Reefer problem types

There are multiple different potential issues that could happen to a refrigerator container. We are choosing to model the "Sensor Malfunctions" issue: Sensors in the refrigeration unit need to be calibrated and be continuously operational. An example of failure may come from the air sensor making inaccurate readings of temperatures, which leads to sploiled content. A potential reason may come from a faulty calibration, which can go unnoticed for a good time period. It may be difficult to know if there is an issue or not.

The other common potential issues are:

  • Fluid leaks, like engine oil, coolant liquid.
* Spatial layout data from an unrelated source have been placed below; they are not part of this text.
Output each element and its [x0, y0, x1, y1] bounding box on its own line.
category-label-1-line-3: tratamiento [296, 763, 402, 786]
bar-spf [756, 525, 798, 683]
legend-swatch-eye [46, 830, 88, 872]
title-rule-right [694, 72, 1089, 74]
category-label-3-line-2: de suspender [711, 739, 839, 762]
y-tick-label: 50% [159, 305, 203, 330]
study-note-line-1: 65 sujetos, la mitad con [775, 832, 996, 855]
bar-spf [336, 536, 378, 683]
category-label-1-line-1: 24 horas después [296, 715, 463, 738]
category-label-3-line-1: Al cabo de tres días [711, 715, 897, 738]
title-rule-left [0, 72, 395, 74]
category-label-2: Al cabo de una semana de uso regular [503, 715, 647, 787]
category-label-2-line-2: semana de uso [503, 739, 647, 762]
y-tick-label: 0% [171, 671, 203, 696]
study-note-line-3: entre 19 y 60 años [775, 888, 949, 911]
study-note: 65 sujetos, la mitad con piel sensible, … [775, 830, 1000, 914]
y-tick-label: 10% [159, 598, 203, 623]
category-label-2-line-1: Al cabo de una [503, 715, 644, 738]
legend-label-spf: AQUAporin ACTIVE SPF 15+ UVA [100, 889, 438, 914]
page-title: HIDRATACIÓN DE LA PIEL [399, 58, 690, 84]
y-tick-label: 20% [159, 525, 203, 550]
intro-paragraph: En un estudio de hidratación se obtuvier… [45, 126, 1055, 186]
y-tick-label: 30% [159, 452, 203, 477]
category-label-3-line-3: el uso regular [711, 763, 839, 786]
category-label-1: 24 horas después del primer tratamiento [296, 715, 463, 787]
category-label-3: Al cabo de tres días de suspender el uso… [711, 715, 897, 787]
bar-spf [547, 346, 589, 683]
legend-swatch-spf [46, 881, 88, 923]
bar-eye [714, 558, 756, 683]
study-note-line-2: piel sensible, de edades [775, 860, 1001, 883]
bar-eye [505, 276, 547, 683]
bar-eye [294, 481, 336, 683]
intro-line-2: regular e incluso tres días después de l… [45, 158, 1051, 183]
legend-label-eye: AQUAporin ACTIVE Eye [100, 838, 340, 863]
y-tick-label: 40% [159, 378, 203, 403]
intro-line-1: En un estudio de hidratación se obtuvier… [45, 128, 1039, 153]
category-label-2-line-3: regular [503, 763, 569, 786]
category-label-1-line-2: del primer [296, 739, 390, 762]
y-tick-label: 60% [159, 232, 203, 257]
The preassure sensors added to the circuit may help identify preassure lost over time.
  • Faulty belts and hoses.
  • Faulty calibration: A non-calibrated reefer can cool at a slower or faster rate than desired.
  • Damaged Air Chute.
  • Condenser Issues like broken or damaged coils, clamps or bolts missing, and leaks.
  • Door Seals damaged.
  • Blocked air passage: to keep the temperature homogenous inside the reefer.

So the question we want to answer is: does the Reefer keep accurate temperature overtime between what is set versus what is measured?

Modeling techniques

The model uses the generated data from above scenarios:

  1. When the container's door is open for a longer time - this gives a false positive that maintainence is required.
  2. When sensors are malfunctioning, it records arbitrary readings.
  3. When the readings are normal. We have currently trained our model on 3000 datapoints from the three scenarios above.

There are different modeling approach to tackle predictive maintenance:

  • regression model
  • classification to predict failure for a given time period
  • classify anomalous behavior: classes are not known in advance. Normal operation is known.
  • compute probability of failure over time

Code execution

The simulator continuosly generates container metrics, publishes it to Kafka and run the predictMaintainence.ipynb to predict if maintainence is sought at this point in time.

Model description

We are using Machine Learning supervised learning here. There are two types of supervised learning - 1) Classification: Predict a categorical response, 2) Regression: Predict a continuous response

Linear regression

Pros: 1) Fast 2) No tuning required 3) Highly interpretable 4) Well-understood

Cons: 1) Unlikely to produce the best predictive accuracy 2) Presumes a linear relationship between the features and response 3) If the relationship is highly non-linear as with many scenarios, linear relationship will not effectively model the relationship and its prediction would not be accurate

Naive Bayes classification

Naive Bayes is a probabilistic classifier inspired by the Bayes theorem under a simple assumption which is the attributes are conditionally independent.

The classification is conducted by deriving the maximum posterior which is the maximal P(Ci|X) with the above assumption applying to Bayes theorem. This assumption greatly reduces the computational cost by only counting the class distribution. Even though the assumption is not valid in most cases since the attributes are dependent, surprisingly Naive Bayes has able to perform impressively.

Naive Bayes is a very simple algorithm to implement and good results have obtained in most cases. It can be easily scalable to larger datasets since it takes linear time, rather than by expensive iterative approximation as used for many other types of classifiers.

Naive Bayes can suffer from a problem called the zero probability problem. When the conditional probability is zero for a particular attribute, it fails to give a valid prediction. This needs to be fixed explicitly using a Laplacian estimator.

Model evaluation

We are using Root Mean Squared Error (RMSE) for evaluating the model performance.

Root Mean Squared Error (RMSE) is the square root of the mean of the squared errors.

Classification does better here as the scenarion is more of a classification problem.